Cumhurbaşkanının açıklamaları, Türk toplumunu ve medyayı ilgilendiren birçok kritik mesele hakkında toplumsal bir tartışma yaratma potansiyeline sahip. Özellikle son dönemlerde medya organlarının bazı olayları abartarak vermesi, kamuoyunda tedirginlik yaratmakta ve bu da toplumda karşılıklı güvensizliğe yol açmaktadır. Erdoğan, basının “yetkisini kötüye kullanmaması” gerektiğini de belirterek, “Haber vermek, kamuoyunu bilgilendirmek ve toplumsal sorunlara duyarlılık göstermek, herkesin görevidir. Ancak sahte haberler ve yanıltıcı bilgilerle sarsılan bir topluma hep birlikte zarar veriyoruz.” dedi.

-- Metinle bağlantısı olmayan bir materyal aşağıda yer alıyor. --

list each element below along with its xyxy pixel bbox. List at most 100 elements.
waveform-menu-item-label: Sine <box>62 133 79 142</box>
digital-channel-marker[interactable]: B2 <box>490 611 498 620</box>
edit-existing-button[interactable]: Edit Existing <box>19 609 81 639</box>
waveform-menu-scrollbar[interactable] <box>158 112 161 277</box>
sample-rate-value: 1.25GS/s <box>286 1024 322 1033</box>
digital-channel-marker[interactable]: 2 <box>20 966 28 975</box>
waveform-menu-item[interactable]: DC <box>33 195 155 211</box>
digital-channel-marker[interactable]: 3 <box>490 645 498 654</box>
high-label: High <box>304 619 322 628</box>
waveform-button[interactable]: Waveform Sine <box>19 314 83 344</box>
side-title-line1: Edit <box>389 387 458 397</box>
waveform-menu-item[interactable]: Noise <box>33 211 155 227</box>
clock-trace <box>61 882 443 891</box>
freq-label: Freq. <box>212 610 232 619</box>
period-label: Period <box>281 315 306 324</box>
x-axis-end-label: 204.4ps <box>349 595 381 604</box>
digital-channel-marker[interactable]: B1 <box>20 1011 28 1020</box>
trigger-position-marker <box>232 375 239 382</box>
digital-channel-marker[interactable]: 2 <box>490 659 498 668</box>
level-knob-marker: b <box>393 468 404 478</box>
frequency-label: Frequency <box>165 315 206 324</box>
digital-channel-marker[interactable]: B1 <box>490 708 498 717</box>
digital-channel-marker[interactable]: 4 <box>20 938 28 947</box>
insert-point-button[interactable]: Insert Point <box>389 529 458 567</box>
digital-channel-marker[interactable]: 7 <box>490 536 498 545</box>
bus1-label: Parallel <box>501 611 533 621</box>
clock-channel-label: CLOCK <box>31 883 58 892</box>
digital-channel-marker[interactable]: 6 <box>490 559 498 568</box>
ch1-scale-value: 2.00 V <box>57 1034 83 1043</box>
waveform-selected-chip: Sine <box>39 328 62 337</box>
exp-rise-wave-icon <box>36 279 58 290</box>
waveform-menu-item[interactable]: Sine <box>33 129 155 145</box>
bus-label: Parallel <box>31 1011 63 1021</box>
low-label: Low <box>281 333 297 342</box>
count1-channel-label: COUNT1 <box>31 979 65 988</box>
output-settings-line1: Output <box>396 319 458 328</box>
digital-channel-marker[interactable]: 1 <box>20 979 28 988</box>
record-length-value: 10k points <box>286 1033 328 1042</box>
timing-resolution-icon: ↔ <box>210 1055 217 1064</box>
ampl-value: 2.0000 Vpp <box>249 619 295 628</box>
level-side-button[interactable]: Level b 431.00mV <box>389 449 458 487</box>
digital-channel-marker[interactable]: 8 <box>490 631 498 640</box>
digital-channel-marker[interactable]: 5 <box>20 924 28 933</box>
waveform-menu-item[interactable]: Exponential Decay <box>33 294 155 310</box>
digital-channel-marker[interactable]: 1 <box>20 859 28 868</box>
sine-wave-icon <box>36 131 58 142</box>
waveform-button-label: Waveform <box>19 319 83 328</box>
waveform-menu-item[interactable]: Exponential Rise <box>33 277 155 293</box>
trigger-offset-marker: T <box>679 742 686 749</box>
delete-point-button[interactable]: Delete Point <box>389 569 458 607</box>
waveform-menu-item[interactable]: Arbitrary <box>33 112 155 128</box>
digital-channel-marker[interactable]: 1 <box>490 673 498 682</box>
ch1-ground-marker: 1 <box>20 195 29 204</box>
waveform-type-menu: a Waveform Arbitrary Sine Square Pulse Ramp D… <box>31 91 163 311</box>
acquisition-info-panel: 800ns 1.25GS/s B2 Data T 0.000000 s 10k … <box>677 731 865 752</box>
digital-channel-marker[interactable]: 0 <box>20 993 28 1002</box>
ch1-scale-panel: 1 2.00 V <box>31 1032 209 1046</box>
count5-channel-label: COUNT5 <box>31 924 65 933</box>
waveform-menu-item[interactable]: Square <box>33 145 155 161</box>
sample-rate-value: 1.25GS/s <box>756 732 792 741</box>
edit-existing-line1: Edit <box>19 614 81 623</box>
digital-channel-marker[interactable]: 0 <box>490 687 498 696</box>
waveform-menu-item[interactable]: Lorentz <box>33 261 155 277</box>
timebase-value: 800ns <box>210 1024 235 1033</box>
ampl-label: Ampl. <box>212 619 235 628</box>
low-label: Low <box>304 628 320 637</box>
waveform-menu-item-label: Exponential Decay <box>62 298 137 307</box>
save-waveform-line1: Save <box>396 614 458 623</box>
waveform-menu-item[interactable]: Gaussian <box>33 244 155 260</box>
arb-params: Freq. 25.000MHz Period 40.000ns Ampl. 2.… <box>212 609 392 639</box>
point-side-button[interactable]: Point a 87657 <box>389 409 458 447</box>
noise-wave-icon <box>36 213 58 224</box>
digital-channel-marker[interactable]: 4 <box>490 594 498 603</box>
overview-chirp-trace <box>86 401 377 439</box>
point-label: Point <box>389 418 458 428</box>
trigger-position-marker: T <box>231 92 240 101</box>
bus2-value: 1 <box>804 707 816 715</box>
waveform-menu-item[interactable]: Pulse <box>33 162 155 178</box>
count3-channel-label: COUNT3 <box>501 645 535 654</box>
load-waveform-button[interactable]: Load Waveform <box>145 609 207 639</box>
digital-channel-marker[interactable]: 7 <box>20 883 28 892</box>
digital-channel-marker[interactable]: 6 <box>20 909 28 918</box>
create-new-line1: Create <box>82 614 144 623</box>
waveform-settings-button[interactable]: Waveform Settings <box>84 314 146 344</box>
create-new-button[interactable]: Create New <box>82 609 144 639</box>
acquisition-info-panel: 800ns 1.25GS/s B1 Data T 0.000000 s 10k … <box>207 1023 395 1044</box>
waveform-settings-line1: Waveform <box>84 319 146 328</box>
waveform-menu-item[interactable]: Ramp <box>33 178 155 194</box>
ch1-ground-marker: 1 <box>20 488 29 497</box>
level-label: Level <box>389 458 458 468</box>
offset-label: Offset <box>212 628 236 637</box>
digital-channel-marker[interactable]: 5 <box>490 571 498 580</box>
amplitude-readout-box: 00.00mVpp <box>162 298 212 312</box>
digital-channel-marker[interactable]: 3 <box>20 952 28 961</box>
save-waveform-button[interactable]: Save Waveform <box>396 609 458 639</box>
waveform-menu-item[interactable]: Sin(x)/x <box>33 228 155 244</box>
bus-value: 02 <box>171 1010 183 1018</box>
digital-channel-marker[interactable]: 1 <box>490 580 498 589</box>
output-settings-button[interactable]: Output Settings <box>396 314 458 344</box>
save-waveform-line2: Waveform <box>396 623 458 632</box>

Medyanın provoke edici haberleri, toplumda kutuplaşmayı artırırken, bu durum devlet yönetiminde de ciddi sorunlara yol açabiliyor. Erdoğan, “Her ne kadar demokratik bir ortamda basın özgürlüğü üzerine konuşulsa da, sorumsuz bir haberciliğin bumerang etkisi yaratarak, devletle millet arasına mesafe koyacağını unutmamız gerekiyor.” diyerek medya mensuplarına önemli bir mesaj iletti. Bu açıklamalar, gazetecilerin sadece haber yapmakla kalmayıp, aynı zamanda topluma nasıl bir katkı sunduklarını, bu bilincin de kuşaklardan kuşağa aktarılması gerektiğini öne çıkarıyor.

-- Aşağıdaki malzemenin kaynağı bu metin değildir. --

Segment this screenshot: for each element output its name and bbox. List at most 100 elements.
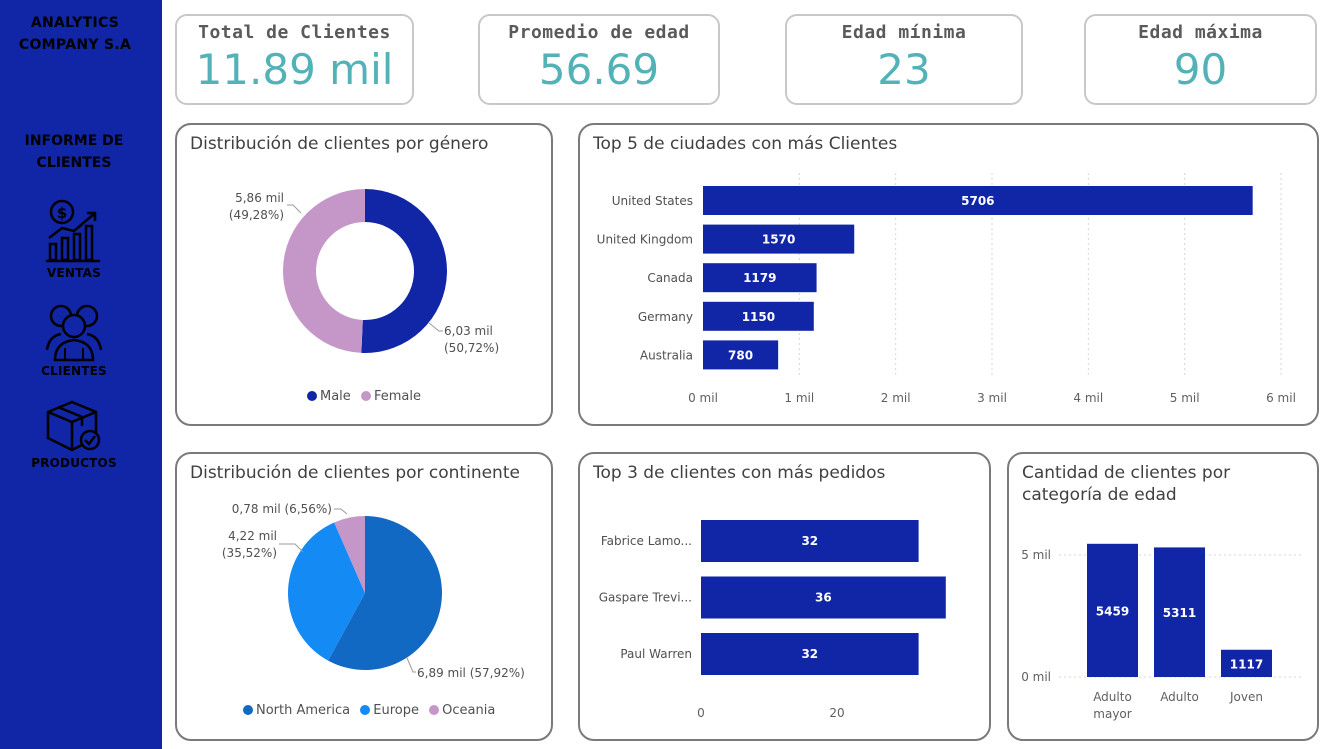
kpi-promedio-edad: Promedio de edad 56.69 (478, 14, 720, 105)
nav-label-ventas: VENTAS (47, 266, 101, 280)
legend-label: Female (373, 389, 421, 404)
sales-chart-icon: $ (46, 199, 100, 263)
kpi-value: 90 (1173, 45, 1228, 94)
cities-bar-chart: 0 mil 1 mil 2 mil 3 mil 4 mil 5 mil 6 mil Unite… (597, 173, 1296, 405)
legend-dot (243, 705, 253, 715)
data-label: 5,86 mil (235, 191, 284, 205)
bar-value-label: 32 (801, 647, 818, 661)
nav-productos[interactable]: PRODUCTOS (0, 398, 148, 470)
legend-item-female[interactable]: Female (360, 389, 421, 404)
bar-value-label: 36 (815, 591, 832, 605)
continent-legend: North America Europe Oceania (243, 703, 501, 718)
kpi-edad-maxima: Edad máxima 90 (1084, 14, 1317, 105)
svg-text:$: $ (57, 204, 67, 222)
legend-dot (360, 705, 371, 715)
kpi-title: Edad máxima (1138, 22, 1263, 43)
legend-label: North America (256, 703, 351, 718)
data-label: (50,72%) (444, 341, 499, 355)
data-label: 0,78 mil (6,56%) (232, 502, 332, 516)
x-tick-label: 4 mil (1073, 391, 1103, 405)
brand-title: ANALYTICS COMPANY S.A (0, 12, 150, 56)
brand-line-2: COMPANY S.A (18, 37, 132, 53)
bar-value-label: 5459 (1096, 604, 1129, 618)
bar-value-label: 1179 (743, 271, 776, 285)
report-title-line-2: CLIENTES (36, 155, 112, 171)
panel-gender: Distribución de clientes por género 6,03… (175, 123, 553, 426)
kpi-title: Total de Clientes (198, 22, 391, 43)
y-tick-label: Australia (640, 348, 693, 362)
y-tick-label: Paul Warren (620, 647, 692, 661)
dashboard: ANALYTICS COMPANY S.A INFORME DE CLIENTE… (0, 0, 1328, 749)
customers-icon (45, 304, 103, 362)
panel-continents: Distribución de clientes por continente … (175, 452, 553, 741)
bar-value-label: 1150 (742, 310, 775, 324)
nav-label-clientes: CLIENTES (41, 364, 107, 378)
bar-value-label: 5706 (961, 194, 994, 208)
leader-line (428, 322, 443, 332)
gender-legend: Male Female (307, 389, 427, 404)
product-box-icon (46, 400, 101, 452)
donut-slice-female (283, 189, 365, 353)
x-tick-label: Adulto (1160, 690, 1199, 704)
panel-cities: Top 5 de ciudades con más Clientes 0 mil… (578, 123, 1319, 426)
data-label: (35,52%) (222, 546, 277, 560)
continents-pie-chart: 6,89 mil (57,92%) 4,22 mil (35,52%) 0,78 mi… (222, 502, 525, 680)
x-tick-label: 0 mil (688, 391, 718, 405)
bar-value-label: 32 (801, 534, 818, 548)
x-tick-label: 5 mil (1170, 391, 1200, 405)
legend-label: Europe (373, 703, 419, 718)
legend-dot (307, 391, 317, 401)
sidebar: ANALYTICS COMPANY S.A INFORME DE CLIENTE… (0, 0, 162, 749)
leader-line (279, 543, 304, 553)
gender-donut-chart: 6,03 mil (50,72%) 5,86 mil (49,28%) (229, 189, 499, 355)
y-tick-label: 5 mil (1021, 548, 1051, 562)
data-label: (49,28%) (229, 208, 284, 222)
x-tick-label: Adulto (1093, 690, 1132, 704)
y-tick-label: Canada (647, 271, 693, 285)
x-tick-label: 6 mil (1266, 391, 1296, 405)
y-tick-label: Germany (638, 310, 693, 324)
report-title: INFORME DE CLIENTES (0, 130, 148, 174)
x-tick-label: Joven (1229, 690, 1263, 704)
panel-top-customers: Top 3 de clientes con más pedidos 0 20 Fab… (578, 452, 991, 741)
kpi-title: Edad mínima (841, 22, 967, 43)
legend-label: Male (320, 389, 351, 404)
y-tick-label: Fabrice Lamo... (601, 534, 692, 548)
kpi-edad-minima: Edad mínima 23 (785, 14, 1023, 105)
panel-age-category: Cantidad de clientes por categoría de ed… (1007, 452, 1319, 741)
leader-line (287, 204, 302, 214)
legend-dot (360, 391, 371, 401)
leader-line (406, 657, 416, 673)
bar-value-label: 780 (728, 348, 753, 362)
nav-label-productos: PRODUCTOS (31, 456, 117, 470)
x-tick-label: 2 mil (881, 391, 911, 405)
x-tick-label: mayor (1093, 707, 1131, 721)
top-customers-bar-chart: 0 20 Fabrice Lamo... 32 Gaspare Trevi... 36 Pa… (599, 520, 946, 720)
kpi-value: 56.69 (538, 45, 660, 94)
bar-value-label: 1570 (762, 233, 795, 247)
y-tick-label: United Kingdom (597, 233, 693, 247)
kpi-title: Promedio de edad (508, 22, 690, 43)
y-tick-label: United States (612, 194, 693, 208)
legend-dot (429, 705, 440, 715)
legend-item-male[interactable]: Male (307, 389, 351, 404)
data-label: 4,22 mil (228, 529, 277, 543)
y-tick-label: 0 mil (1021, 670, 1051, 684)
age-category-bar-chart: 0 mil 5 mil 5459 Adulto mayor 5311 Adulto 1117 J… (1021, 543, 1301, 721)
kpi-value: 23 (877, 45, 931, 94)
data-label: 6,89 mil (57,92%) (417, 666, 525, 680)
x-tick-label: 1 mil (784, 391, 814, 405)
nav-ventas[interactable]: $ VENTAS (0, 198, 148, 280)
bar-value-label: 1117 (1230, 657, 1263, 671)
nav-clientes[interactable]: CLIENTES (0, 300, 148, 378)
bar-value-label: 5311 (1163, 606, 1196, 620)
legend-item-europe[interactable]: Europe (360, 703, 419, 718)
legend-item-oceania[interactable]: Oceania (429, 703, 495, 718)
kpi-value: 11.89 mil (195, 45, 394, 94)
legend-item-north-america[interactable]: North America (243, 703, 350, 718)
legend-label: Oceania (442, 703, 496, 718)
y-tick-label: Gaspare Trevi... (599, 591, 692, 605)
report-title-line-1: INFORME DE (24, 133, 124, 149)
x-tick-label: 3 mil (977, 391, 1007, 405)
donut-slice-male (361, 189, 448, 353)
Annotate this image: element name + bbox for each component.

Bu süreçler, medya ve siyaset ilişkilerinin ne denli önemli olduğunu gözler önüne seriyor. Erdoğan’ın sözleri; gazetecilerin, bilgi kirliliğinin önüne geçerek, doğru ve tarafsız bilgilendirme yapmaları gerektiği hususunda bir hatırlatma niteliği taşıyor. Ayrıca, politikasını ve gazetecilik etiğini sorgulayan gazetecilerin, kendi çalışma alanlarını daha sağlıklı ve verimli hâle getirmelerinin yollarını aramaları gerektiğinin de altını çiziyor. Basın, toplumsal olaylara karşı duyarlı olmak zorunda, ancak özverili ve etik bir yayıncılık anlayışı ile bu duyarlılığını ortaya koymalıdır.

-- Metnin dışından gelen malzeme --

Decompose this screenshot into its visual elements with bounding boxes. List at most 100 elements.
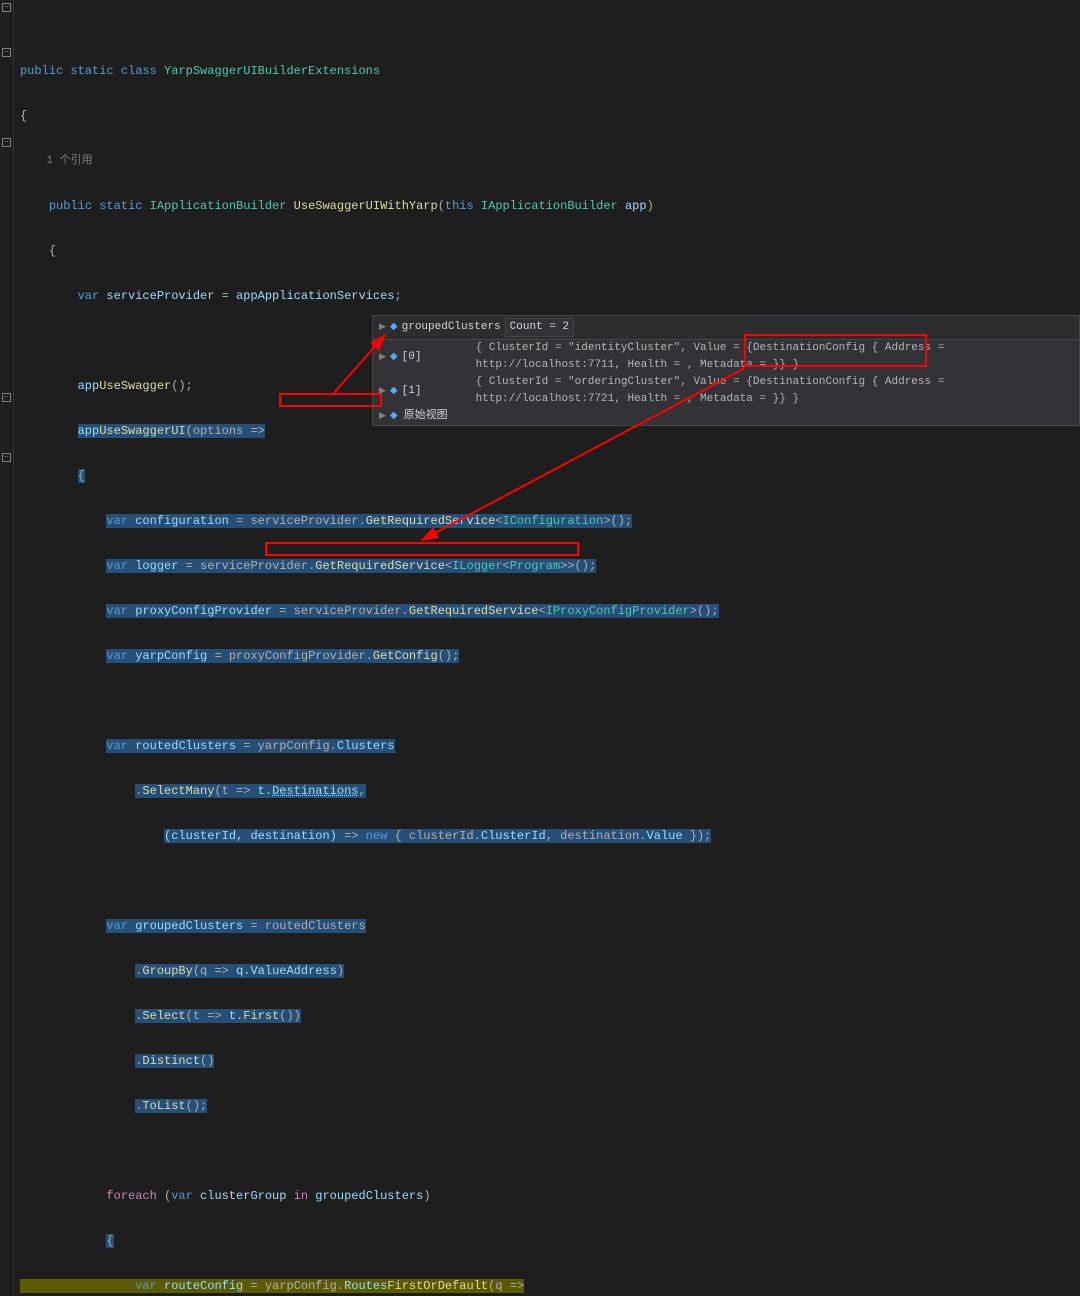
- lambda: =>: [214, 964, 236, 978]
- punct: .: [135, 1099, 142, 1113]
- datatip-row[interactable]: ▶ ◆ [1] { ClusterId = "orderingCluster",…: [373, 374, 1079, 408]
- datatip-value: { ClusterId = "identityCluster", Value =…: [456, 340, 1073, 374]
- lambda: =>: [250, 424, 264, 438]
- punct: = routedClusters: [250, 919, 365, 933]
- datatip-value: { ClusterId = "orderingCluster", Value =…: [456, 374, 1073, 408]
- ident: Destinations: [272, 784, 358, 798]
- punct: <: [503, 559, 510, 573]
- object-icon: ◆: [390, 319, 398, 336]
- punct: = serviceProvider.: [236, 514, 366, 528]
- method-name: UseSwagger: [99, 379, 171, 393]
- keyword: var: [106, 919, 135, 933]
- keyword: var: [106, 559, 135, 573]
- fold-toggle[interactable]: −: [2, 393, 11, 402]
- datatip-key: [1]: [402, 383, 452, 400]
- keyword: var: [106, 649, 135, 663]
- punct: = yarpConfig.: [250, 1279, 344, 1293]
- method-name: First: [243, 1009, 279, 1023]
- punct: >>();: [560, 559, 596, 573]
- keyword: var: [106, 604, 135, 618]
- keyword: var: [78, 289, 107, 303]
- keyword: public static: [49, 199, 150, 213]
- ident: clusterGroup: [200, 1189, 294, 1203]
- reference-count[interactable]: 1 个引用: [18, 154, 1080, 169]
- param: app: [625, 199, 647, 213]
- fold-gutter: − − − − −: [0, 0, 14, 1296]
- brace: {: [106, 1234, 113, 1248]
- datatip-key: [0]: [402, 349, 452, 366]
- punct: >();: [603, 514, 632, 528]
- punct: = serviceProvider.: [186, 559, 316, 573]
- ident: logger: [135, 559, 185, 573]
- keyword: var: [106, 739, 135, 753]
- punct: (q: [488, 1279, 510, 1293]
- datatip-title: groupedClusters: [402, 319, 501, 336]
- expand-icon[interactable]: ▶: [379, 408, 386, 425]
- punct: ()): [279, 1009, 301, 1023]
- punct: ();: [186, 1099, 208, 1113]
- method-name: GetConfig: [373, 649, 438, 663]
- method-name: GetRequiredService: [315, 559, 445, 573]
- punct: = serviceProvider.: [279, 604, 409, 618]
- ident: configuration: [135, 514, 236, 528]
- blank-line: [18, 694, 1080, 709]
- ident: groupedClusters: [315, 1189, 423, 1203]
- ident: app: [78, 379, 100, 393]
- method-name: SelectMany: [142, 784, 214, 798]
- punct: = yarpConfig.: [243, 739, 337, 753]
- datatip-row[interactable]: ▶ ◆ 原始视图: [373, 408, 1079, 425]
- type-name: Program: [510, 559, 560, 573]
- fold-toggle[interactable]: −: [2, 138, 11, 147]
- expand-icon[interactable]: ▶: [379, 319, 386, 336]
- brace: {: [18, 109, 1080, 124]
- ident: Value: [250, 964, 286, 978]
- punct: ): [647, 199, 654, 213]
- punct: .: [135, 1054, 142, 1068]
- ident: Value: [647, 829, 683, 843]
- keyword: var: [135, 1279, 164, 1293]
- datatip-row[interactable]: ▶ ◆ [0] { ClusterId = "identityCluster",…: [373, 340, 1079, 374]
- lambda: =>: [510, 1279, 524, 1293]
- method-name: GroupBy: [142, 964, 192, 978]
- method-name: FirstOrDefault: [387, 1279, 488, 1293]
- lambda: =>: [207, 1009, 229, 1023]
- ident: yarpConfig: [135, 649, 214, 663]
- type-name: ILogger: [452, 559, 502, 573]
- fold-toggle[interactable]: −: [2, 453, 11, 462]
- method-name: GetRequiredService: [366, 514, 496, 528]
- punct: .: [135, 1009, 142, 1023]
- punct: (t: [186, 1009, 208, 1023]
- expand-icon[interactable]: ▶: [379, 349, 386, 366]
- expand-icon[interactable]: ▶: [379, 383, 386, 400]
- type-name: IApplicationBuilder: [150, 199, 294, 213]
- keyword: var: [106, 514, 135, 528]
- keyword: var: [171, 1189, 200, 1203]
- method-name: Distinct: [142, 1054, 200, 1068]
- punct: (): [200, 1054, 214, 1068]
- punct: ,: [546, 829, 560, 843]
- object-icon: ◆: [390, 383, 398, 400]
- lambda: =>: [236, 784, 258, 798]
- ident: t.: [229, 1009, 243, 1023]
- punct: (: [438, 199, 445, 213]
- punct: ;: [394, 289, 401, 303]
- lambda: =>: [344, 829, 366, 843]
- fold-toggle[interactable]: −: [2, 48, 11, 57]
- code-editor[interactable]: − − − − − public static class YarpSwagge…: [0, 0, 1080, 1296]
- method-name: ToList: [142, 1099, 185, 1113]
- raw-view-label: 原始视图: [402, 408, 448, 425]
- debug-datatip[interactable]: ▶ ◆ groupedClusters Count = 2 ▶ ◆ [0] { …: [372, 315, 1080, 426]
- datatip-count: Count = 2: [505, 318, 574, 337]
- blank-line: [18, 1144, 1080, 1159]
- punct: ,: [358, 784, 365, 798]
- ident: t.: [258, 784, 272, 798]
- keyword: public static class: [20, 64, 164, 78]
- punct: <: [539, 604, 546, 618]
- fold-toggle[interactable]: −: [2, 3, 11, 12]
- ident: (clusterId, destination): [164, 829, 344, 843]
- punct: =: [222, 289, 236, 303]
- punct: ): [337, 964, 344, 978]
- punct: destination.: [560, 829, 646, 843]
- punct: });: [683, 829, 712, 843]
- punct: >();: [690, 604, 719, 618]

Sonuç olarak, Cumhurbaşkanı Erdoğan’ın açıklamaları, medyanın sorumluluğunu bir kez daha ön plana çıkardı. Türk medyası, bilgi paylaşımına büyük önem verirken, doğru veriyi sağlaması ve halkın desteği ile alçak gönüllü bir dil kullanarak hareket etmesi gerektiğini unutmamalıdır. Toplum, medya aracılığıyla bilgilendirilmeyi beklerken, medya da bu sorumluluğu yerine getirmek adına üzerine düşeni yapmalıdır. Erdoğan’ın bu konudaki mesajları, gelecek dönemdeki medya-siyaset ilişkilerine yön verecek niteliktedir.